The Institute of Leadership and Management qualifications are popular with companies who wish to train their staff to recognised standards of excellence in leadership and management. The training courses are very work based, which means that what is learned can always be taken directly back to the work place and applied there. However, leadership and management is not the same thing. So, what exactly is the difference between leadership and management?
Put simply, a leader at the business level is one who leads, usually in a new direction. The inference is also that it is a successful direction and those led are by and large the better for it. A manager in executive management, by contrast, is someone who is in control and is directing a group of people according to rules, regulations, values and general principles that have been well established and accepted. The two disciplines are complementary to each other, in that both the leader and the manager is a person in control of a given group. However, while their roles generally differ to a large extent, they can overlap in places at times.

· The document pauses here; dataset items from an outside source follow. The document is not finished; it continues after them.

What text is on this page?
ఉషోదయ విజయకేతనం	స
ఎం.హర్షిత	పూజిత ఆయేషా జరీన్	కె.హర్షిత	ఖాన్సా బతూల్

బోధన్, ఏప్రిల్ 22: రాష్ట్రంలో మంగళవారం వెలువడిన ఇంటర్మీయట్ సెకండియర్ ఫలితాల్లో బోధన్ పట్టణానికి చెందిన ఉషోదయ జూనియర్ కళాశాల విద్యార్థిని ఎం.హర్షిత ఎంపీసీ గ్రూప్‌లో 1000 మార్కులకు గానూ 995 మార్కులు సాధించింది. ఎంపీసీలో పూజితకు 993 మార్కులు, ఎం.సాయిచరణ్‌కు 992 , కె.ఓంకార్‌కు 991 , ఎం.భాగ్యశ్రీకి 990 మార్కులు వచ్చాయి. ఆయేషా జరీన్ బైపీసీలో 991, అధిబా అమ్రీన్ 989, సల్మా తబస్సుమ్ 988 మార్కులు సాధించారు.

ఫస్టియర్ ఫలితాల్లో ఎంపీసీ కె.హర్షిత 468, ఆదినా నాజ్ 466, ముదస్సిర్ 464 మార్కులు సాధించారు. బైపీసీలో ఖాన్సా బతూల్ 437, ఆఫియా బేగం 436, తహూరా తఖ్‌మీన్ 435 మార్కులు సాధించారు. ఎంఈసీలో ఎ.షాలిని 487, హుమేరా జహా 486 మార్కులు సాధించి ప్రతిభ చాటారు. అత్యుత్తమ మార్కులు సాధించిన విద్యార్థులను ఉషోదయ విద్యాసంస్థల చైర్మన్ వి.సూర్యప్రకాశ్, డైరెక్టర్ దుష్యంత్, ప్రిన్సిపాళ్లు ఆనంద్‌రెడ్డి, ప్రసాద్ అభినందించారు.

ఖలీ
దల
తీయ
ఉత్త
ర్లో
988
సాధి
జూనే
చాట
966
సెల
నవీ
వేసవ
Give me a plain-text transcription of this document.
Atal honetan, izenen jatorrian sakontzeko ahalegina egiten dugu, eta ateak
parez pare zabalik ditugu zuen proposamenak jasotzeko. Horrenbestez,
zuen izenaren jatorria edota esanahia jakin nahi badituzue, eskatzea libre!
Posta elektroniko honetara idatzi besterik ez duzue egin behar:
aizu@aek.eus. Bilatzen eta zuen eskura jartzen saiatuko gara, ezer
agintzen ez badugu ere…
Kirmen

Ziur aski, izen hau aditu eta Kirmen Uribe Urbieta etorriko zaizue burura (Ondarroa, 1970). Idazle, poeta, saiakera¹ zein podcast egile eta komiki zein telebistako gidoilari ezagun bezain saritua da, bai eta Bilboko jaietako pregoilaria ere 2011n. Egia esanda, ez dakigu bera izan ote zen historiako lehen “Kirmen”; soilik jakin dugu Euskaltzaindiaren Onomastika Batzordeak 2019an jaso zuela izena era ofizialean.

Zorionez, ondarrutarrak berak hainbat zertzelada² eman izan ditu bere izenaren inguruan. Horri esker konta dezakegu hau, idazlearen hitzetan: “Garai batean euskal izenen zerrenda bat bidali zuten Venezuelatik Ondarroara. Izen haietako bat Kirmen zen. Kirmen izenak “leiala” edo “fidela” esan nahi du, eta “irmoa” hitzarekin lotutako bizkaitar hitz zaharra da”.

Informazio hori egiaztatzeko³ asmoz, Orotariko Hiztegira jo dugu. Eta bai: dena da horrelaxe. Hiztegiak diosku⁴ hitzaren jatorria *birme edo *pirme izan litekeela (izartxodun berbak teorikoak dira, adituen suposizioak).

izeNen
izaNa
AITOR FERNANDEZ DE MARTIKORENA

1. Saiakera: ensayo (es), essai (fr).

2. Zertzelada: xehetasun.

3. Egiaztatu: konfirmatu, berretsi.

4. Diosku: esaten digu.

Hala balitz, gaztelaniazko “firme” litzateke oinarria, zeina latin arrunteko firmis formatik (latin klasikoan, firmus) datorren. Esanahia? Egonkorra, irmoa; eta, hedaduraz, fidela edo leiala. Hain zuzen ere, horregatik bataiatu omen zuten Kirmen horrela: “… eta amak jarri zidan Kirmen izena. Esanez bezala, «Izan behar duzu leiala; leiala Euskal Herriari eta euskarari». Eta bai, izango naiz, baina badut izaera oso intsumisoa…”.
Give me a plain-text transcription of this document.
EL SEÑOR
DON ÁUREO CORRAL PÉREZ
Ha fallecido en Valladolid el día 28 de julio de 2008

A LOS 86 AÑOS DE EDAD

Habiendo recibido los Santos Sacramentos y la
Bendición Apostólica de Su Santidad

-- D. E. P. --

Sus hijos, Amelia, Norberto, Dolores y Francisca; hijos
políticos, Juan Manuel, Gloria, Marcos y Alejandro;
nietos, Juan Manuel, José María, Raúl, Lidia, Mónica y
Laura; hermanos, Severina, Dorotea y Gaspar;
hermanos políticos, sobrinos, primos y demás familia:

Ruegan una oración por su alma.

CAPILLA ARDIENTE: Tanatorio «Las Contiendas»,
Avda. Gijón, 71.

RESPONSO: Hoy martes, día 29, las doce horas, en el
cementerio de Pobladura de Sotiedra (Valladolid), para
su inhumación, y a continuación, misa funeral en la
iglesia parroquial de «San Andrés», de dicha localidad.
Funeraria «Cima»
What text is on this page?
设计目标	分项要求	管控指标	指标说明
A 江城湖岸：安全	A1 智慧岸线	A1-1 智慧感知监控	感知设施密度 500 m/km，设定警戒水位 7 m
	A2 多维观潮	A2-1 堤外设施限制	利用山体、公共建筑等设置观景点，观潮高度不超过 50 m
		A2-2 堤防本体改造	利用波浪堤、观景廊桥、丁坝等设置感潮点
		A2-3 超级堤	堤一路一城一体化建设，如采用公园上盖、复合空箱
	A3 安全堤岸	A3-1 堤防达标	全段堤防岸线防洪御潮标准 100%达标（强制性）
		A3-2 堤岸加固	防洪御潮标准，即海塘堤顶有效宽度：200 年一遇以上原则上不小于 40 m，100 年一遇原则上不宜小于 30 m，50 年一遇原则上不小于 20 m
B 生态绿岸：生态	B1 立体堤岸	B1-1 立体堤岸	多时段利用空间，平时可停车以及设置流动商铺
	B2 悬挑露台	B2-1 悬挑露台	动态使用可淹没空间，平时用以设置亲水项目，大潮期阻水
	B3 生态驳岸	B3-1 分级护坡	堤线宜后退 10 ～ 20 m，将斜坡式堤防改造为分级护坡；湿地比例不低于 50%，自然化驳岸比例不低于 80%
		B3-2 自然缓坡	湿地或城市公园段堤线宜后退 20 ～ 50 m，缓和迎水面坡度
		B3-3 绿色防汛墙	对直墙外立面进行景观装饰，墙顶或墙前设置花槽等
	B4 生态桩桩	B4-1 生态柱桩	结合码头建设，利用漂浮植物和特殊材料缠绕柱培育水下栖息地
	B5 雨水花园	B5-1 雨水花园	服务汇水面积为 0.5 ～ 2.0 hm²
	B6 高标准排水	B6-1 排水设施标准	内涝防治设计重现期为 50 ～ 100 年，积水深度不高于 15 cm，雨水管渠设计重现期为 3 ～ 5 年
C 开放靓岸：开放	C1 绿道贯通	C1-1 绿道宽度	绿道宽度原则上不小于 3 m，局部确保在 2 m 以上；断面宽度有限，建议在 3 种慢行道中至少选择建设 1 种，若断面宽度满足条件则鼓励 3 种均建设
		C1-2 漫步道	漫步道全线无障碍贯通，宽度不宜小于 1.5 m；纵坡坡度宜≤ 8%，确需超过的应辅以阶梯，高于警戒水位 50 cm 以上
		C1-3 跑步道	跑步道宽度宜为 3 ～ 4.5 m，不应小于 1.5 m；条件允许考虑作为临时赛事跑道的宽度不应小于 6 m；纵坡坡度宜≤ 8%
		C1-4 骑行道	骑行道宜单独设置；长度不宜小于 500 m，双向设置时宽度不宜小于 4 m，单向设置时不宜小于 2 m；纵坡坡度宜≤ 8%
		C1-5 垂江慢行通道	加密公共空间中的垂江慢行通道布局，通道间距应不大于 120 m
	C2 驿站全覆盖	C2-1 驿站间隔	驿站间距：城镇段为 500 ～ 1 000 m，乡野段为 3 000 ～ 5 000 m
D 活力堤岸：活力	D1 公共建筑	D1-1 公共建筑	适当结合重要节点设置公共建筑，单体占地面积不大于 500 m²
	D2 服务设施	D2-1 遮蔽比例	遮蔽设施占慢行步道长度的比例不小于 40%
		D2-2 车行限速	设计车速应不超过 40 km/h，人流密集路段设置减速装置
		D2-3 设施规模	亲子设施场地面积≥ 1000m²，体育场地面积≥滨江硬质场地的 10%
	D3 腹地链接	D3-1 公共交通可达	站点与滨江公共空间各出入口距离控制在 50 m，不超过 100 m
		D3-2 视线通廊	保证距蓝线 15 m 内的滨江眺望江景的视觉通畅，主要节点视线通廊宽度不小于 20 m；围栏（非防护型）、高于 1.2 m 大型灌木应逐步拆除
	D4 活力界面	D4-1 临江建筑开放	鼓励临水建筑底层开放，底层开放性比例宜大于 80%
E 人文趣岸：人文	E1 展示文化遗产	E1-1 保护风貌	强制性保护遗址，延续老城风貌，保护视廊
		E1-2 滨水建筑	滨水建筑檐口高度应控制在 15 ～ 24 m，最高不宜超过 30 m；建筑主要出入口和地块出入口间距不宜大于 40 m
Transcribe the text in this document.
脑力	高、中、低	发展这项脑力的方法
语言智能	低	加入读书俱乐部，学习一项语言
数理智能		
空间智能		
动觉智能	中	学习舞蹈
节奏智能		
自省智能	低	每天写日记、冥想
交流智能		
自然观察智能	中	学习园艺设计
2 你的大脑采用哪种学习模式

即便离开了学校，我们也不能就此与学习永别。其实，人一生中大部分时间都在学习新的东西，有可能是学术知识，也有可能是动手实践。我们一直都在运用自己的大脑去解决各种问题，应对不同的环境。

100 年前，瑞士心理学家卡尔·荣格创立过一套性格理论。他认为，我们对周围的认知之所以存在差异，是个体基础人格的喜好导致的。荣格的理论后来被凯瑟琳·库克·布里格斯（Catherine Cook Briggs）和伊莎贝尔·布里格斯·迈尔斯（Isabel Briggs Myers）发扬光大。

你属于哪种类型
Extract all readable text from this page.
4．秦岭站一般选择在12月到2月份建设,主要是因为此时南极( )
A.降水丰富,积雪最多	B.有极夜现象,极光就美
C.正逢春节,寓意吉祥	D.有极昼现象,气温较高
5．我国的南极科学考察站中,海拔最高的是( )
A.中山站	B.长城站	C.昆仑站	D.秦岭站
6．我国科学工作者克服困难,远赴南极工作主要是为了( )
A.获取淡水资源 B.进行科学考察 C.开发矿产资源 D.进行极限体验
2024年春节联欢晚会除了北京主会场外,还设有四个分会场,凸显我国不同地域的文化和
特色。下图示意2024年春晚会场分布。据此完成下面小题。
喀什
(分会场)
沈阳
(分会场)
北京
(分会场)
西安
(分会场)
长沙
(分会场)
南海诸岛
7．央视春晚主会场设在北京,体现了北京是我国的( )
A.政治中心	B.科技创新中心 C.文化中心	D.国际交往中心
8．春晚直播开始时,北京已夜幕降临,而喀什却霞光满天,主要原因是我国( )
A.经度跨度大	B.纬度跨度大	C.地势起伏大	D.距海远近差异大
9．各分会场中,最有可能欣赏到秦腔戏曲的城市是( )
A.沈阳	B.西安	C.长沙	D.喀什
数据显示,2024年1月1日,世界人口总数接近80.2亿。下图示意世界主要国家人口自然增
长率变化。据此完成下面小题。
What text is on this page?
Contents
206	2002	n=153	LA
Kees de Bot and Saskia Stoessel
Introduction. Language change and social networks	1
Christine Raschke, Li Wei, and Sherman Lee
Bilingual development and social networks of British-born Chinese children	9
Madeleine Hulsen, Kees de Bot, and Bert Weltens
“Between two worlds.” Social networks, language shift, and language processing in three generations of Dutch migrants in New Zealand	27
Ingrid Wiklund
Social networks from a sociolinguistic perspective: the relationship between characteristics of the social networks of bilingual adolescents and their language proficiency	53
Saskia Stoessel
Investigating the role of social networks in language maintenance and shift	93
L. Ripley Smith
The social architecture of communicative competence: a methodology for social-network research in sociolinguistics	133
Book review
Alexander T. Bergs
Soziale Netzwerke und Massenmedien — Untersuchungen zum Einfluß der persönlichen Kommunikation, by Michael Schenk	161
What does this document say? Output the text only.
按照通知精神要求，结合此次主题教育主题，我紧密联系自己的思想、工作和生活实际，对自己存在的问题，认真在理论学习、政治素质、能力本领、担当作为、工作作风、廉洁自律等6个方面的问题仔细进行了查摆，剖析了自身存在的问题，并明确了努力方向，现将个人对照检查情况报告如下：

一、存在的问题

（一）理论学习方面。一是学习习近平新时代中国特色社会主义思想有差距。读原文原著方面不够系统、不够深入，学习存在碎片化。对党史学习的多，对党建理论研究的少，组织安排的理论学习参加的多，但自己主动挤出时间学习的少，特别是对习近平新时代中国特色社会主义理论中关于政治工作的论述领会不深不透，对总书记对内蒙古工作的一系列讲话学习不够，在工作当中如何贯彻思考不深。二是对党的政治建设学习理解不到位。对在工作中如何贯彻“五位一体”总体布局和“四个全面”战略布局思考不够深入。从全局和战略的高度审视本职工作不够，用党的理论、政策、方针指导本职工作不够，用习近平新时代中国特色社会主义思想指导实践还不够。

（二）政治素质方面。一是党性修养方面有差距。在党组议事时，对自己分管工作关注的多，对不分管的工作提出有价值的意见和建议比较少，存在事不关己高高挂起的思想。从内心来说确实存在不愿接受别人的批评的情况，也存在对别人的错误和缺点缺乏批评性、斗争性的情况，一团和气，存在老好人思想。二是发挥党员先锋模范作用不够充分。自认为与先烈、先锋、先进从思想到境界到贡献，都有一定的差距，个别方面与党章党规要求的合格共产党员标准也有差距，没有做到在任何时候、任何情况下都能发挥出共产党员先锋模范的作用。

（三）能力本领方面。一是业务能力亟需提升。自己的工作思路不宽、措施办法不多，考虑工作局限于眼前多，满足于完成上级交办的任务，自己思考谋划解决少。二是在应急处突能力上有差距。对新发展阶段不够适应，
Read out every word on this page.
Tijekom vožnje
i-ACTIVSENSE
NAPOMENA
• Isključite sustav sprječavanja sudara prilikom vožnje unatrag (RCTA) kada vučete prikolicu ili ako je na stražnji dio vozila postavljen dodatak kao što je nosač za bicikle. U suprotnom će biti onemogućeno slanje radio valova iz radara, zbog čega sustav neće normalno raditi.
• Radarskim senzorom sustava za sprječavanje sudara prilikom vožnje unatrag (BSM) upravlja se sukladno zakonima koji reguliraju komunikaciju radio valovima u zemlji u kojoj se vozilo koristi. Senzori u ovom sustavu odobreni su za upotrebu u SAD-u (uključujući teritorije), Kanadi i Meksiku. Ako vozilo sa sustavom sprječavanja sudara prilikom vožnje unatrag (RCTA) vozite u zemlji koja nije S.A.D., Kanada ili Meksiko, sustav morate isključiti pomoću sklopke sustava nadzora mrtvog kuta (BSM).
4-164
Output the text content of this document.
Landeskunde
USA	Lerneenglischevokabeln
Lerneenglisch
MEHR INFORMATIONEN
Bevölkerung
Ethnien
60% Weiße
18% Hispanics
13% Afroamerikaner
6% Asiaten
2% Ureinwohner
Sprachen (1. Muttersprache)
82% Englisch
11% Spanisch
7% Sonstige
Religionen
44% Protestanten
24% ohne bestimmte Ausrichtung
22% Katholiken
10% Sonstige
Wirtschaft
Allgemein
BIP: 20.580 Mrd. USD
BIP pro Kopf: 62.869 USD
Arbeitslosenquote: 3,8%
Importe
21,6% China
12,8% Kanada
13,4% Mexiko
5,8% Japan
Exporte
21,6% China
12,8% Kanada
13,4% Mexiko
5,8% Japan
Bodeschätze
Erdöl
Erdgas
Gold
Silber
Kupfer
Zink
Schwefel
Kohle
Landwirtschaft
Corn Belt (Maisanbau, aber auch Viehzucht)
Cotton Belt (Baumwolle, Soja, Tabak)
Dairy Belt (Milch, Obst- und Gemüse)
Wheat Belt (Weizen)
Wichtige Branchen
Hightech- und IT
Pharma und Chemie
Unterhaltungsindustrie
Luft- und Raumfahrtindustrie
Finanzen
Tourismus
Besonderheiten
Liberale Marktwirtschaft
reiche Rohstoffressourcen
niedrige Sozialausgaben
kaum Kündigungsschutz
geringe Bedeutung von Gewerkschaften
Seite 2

The general aim of the Institute of Leadership and Management is improving leadership and management in business. Higher level qualifications are designed to support those ready for the necessary training courses, and can improve management capability and help to create future leaders, thereby enhancing the careers of all those involved.
It would follow, therefore, that the training for the Institute of Leadership and Management qualification programmes needs to take into account the essential difference between leadership and management skills. It's the difference between empowering and being empowered; between a character based individual and a skills based one; the difference between removing performance barriers and staying within segmented areas of responsibility. Managers need leaders, and leadership needs management; the two are tied in a never-ending business waltz that works well when the balance is right.
It is only right that there is a qualification that links leadership and management. The two go hand in hand, and attempts to separate them will most likely cause more trouble than it is worth. Planning, organisation and coordination coupled with inspiration, innovation and motivation is already a winning combination. The leader's questions of what and why depend to a large degree on the manager's questions of how and when, and vice versa. The two sides of any coin should be different, but they still remain an indivisible part of the same object. And so it must be with the difference between leadership and management.